Quarto (e di conseguenza): il riformismo, sia organizzato che spontaneo, è quasi ovunque egemone sui primi movimenti della ripresa, sia nella veste di riformismo imperialista che nella veste di riformismo "antimperialista". Ora, è ben vero che la crisi, con il suo metodico e inesorabile procedere verso la soluzione catastrofica, scava il terreno sotto i piedi del riformismo, ma nessuna illusione deve essere coltivata sulla possibilità che spontaneamente le masse proletarie acquisiscano una coscienza antiriformista e si pongano su un terreno di aperta lotta al riformismo.
La scesa in campo, lo sviluppo della lotta è condizione necessaria ma non sufficiente per lo sviluppo della lotta rivoluzionaria del proletariato. L'altra e determinante condizione è l'emergere dell'avanguardia rivoluzionaria, la ripresa del movimento comunista, il riavvio di un lavoro sistematico verso il partito.

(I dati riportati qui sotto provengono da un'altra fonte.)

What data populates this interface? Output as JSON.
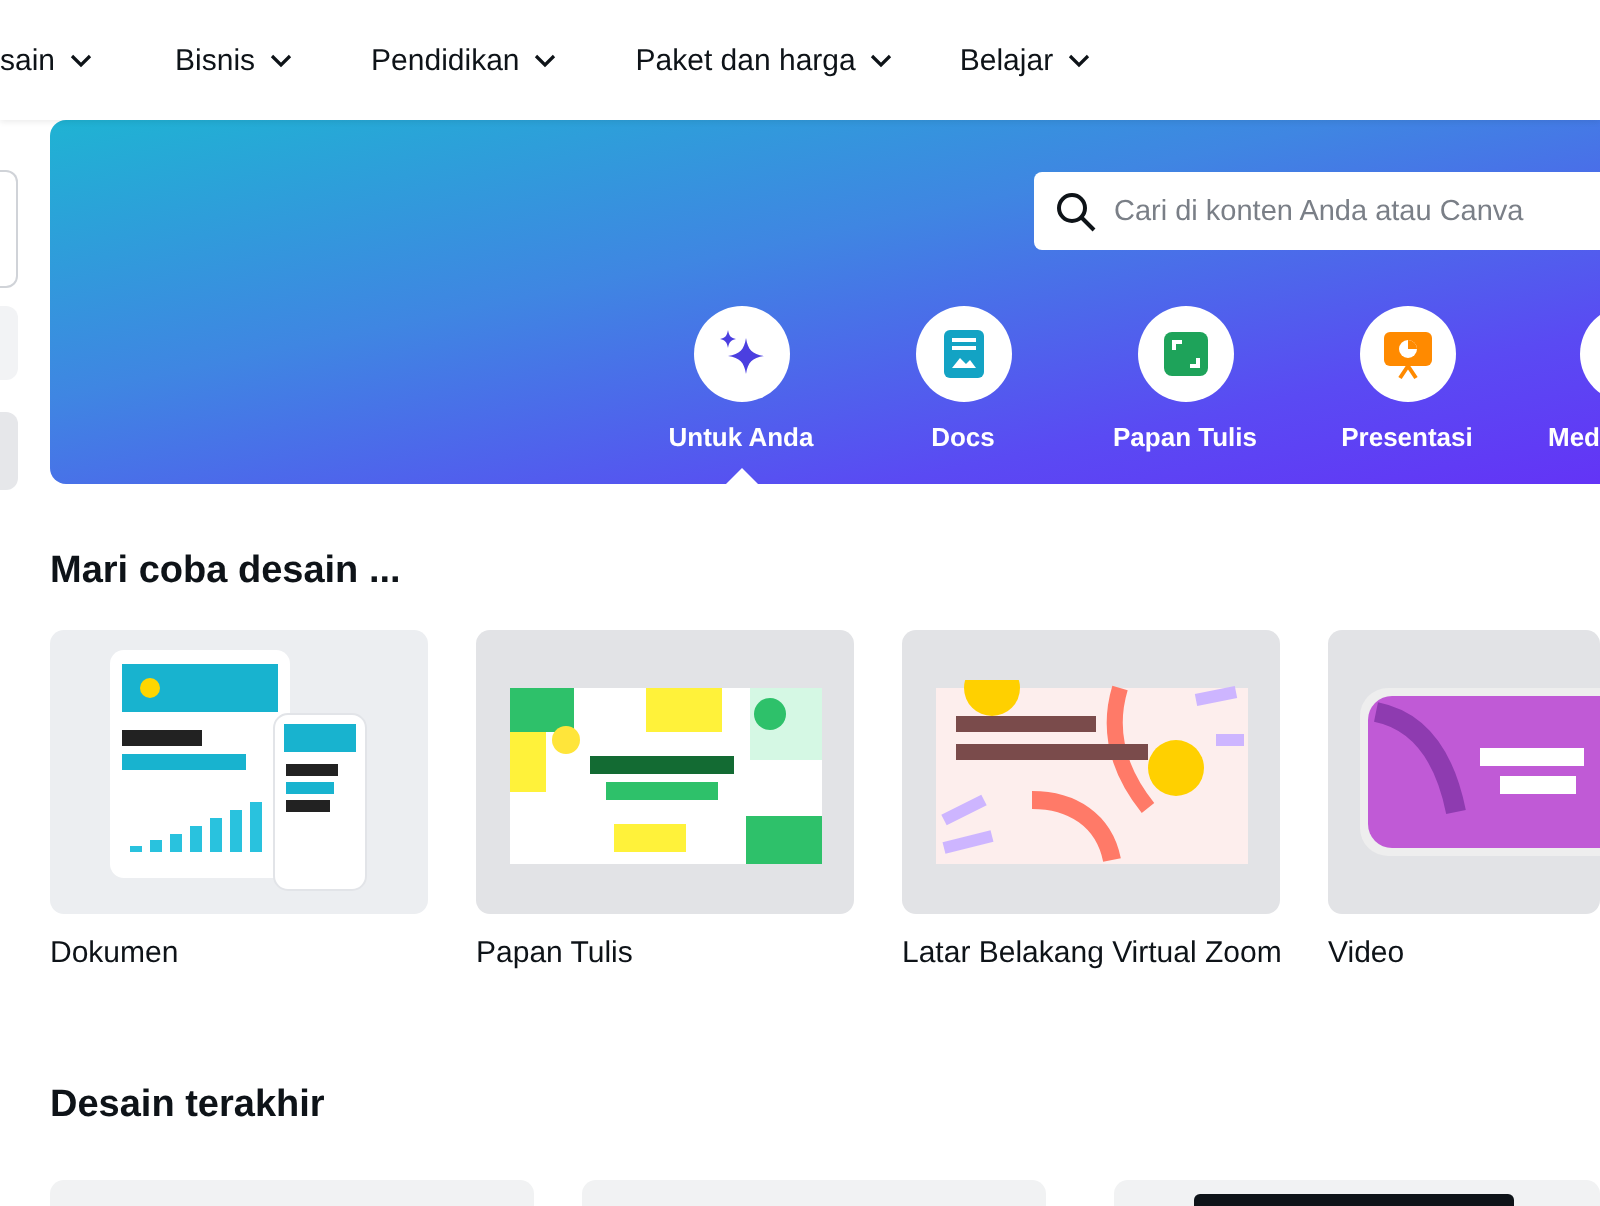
{
  "nav": {
    "items": [
      {
        "label": "sain"
      },
      {
        "label": "Bisnis"
      },
      {
        "label": "Pendidikan"
      },
      {
        "label": "Paket dan harga"
      },
      {
        "label": "Belajar"
      }
    ]
  },
  "sidebar": {
    "items": [
      {
        "kind": "outlined"
      },
      {
        "kind": "light"
      },
      {
        "kind": "grey"
      }
    ]
  },
  "banner": {
    "search": {
      "placeholder": "Cari di konten Anda atau Canva"
    },
    "categories": [
      {
        "label": "Untuk Anda",
        "kind": "sparkle",
        "selected": true
      },
      {
        "label": "Docs",
        "kind": "docs",
        "selected": false
      },
      {
        "label": "Papan Tulis",
        "kind": "whiteboard",
        "selected": false
      },
      {
        "label": "Presentasi",
        "kind": "presentation",
        "selected": false
      },
      {
        "label": "Med",
        "kind": "media",
        "selected": false
      }
    ]
  },
  "try_section": {
    "title": "Mari coba desain ...",
    "templates": [
      {
        "label": "Dokumen",
        "kind": "document"
      },
      {
        "label": "Papan Tulis",
        "kind": "whiteboard"
      },
      {
        "label": "Latar Belakang Virtual Zoom",
        "kind": "backdrop"
      },
      {
        "label": "Video",
        "kind": "video"
      }
    ]
  },
  "recent_section": {
    "title": "Desain terakhir",
    "designs": [
      {
        "kind": "light"
      },
      {
        "kind": "light"
      },
      {
        "kind": "dark"
      }
    ]
  }
}
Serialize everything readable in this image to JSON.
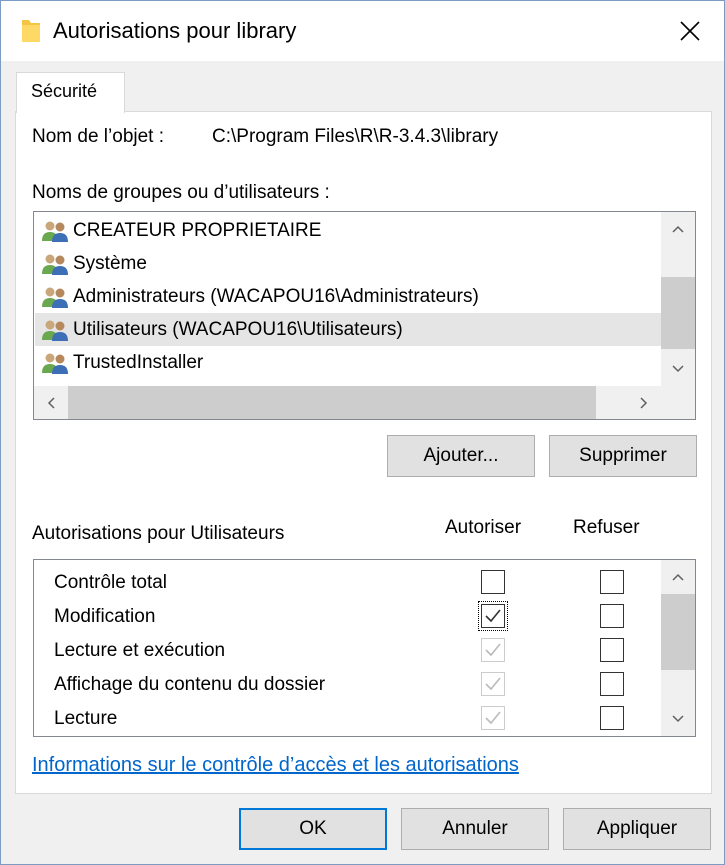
{
  "window": {
    "title": "Autorisations pour library"
  },
  "tabs": [
    {
      "label": "Sécurité",
      "active": true
    }
  ],
  "object": {
    "name_label": "Nom de l’objet :",
    "name_value": "C:\\Program Files\\R\\R-3.4.3\\library"
  },
  "groups": {
    "label": "Noms de groupes ou d’utilisateurs :",
    "items": [
      {
        "label": "CREATEUR PROPRIETAIRE",
        "icon": "users-group-icon",
        "selected": false
      },
      {
        "label": "Système",
        "icon": "users-group-icon",
        "selected": false
      },
      {
        "label": "Administrateurs (WACAPOU16\\Administrateurs)",
        "icon": "users-group-icon",
        "selected": false
      },
      {
        "label": "Utilisateurs (WACAPOU16\\Utilisateurs)",
        "icon": "users-group-icon",
        "selected": true
      },
      {
        "label": "TrustedInstaller",
        "icon": "users-group-icon",
        "selected": false
      }
    ],
    "add_button": "Ajouter...",
    "remove_button": "Supprimer"
  },
  "permissions": {
    "label": "Autorisations pour Utilisateurs",
    "allow_header": "Autoriser",
    "deny_header": "Refuser",
    "rows": [
      {
        "name": "Contrôle total",
        "allow": false,
        "allow_disabled": false,
        "deny": false
      },
      {
        "name": "Modification",
        "allow": true,
        "allow_disabled": false,
        "deny": false
      },
      {
        "name": "Lecture et exécution",
        "allow": true,
        "allow_disabled": true,
        "deny": false
      },
      {
        "name": "Affichage du contenu du dossier",
        "allow": true,
        "allow_disabled": true,
        "deny": false
      },
      {
        "name": "Lecture",
        "allow": true,
        "allow_disabled": true,
        "deny": false
      }
    ]
  },
  "link": {
    "text": "Informations sur le contrôle d’accès et les autorisations"
  },
  "footer": {
    "ok": "OK",
    "cancel": "Annuler",
    "apply": "Appliquer"
  },
  "colors": {
    "accent": "#0078d7",
    "link": "#0066cc",
    "selection": "#e5e5e5"
  }
}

Nei primi anni della crisi la borghesia ha avuto sul proletariato il grande vantaggio di affrontare le convulsioni della società munita di un proprio apparato politico unitario, lo stato, laddove gli "stati maggiori" con cui il proletariato e arrivato alla crisi sono ovunque gli stati maggiori del riformismo, specialisti nel dividere la classe proletaria e nel subordinarla, anche là dove esprime la più forte volontà di lotta, alla salvaguardia del capitalismo, sia pur "riformato".
Perché non si disperdano le spinte alla ripresa, perché si possano riavvicinare e riannodare i fili tra le sezioni metropolitane e le sezioni dei paesi arretrati del proletariato internazionale, tra relativamente garantiti e settori già impoveriti del proletariato, perché si possano combattere efficacemente dentro il movimento reale l'ideologia, la politica e l'organizzazione riformista, ogni forma di nazionalismo, ogni forma di influenza religiosa e piccolo-borghese, è indispensabile rafforzare l'impegno in direzione del partito. A partire dal pur minimo livello attuale, che è quello di migliorare la conoscenza reciproca e stabilire rapporti più stretti tra le forze che nel marxismo rivoluzionario già si riconoscono. Ed è ciò di cui parliamo nell'altra parte di questo dossier.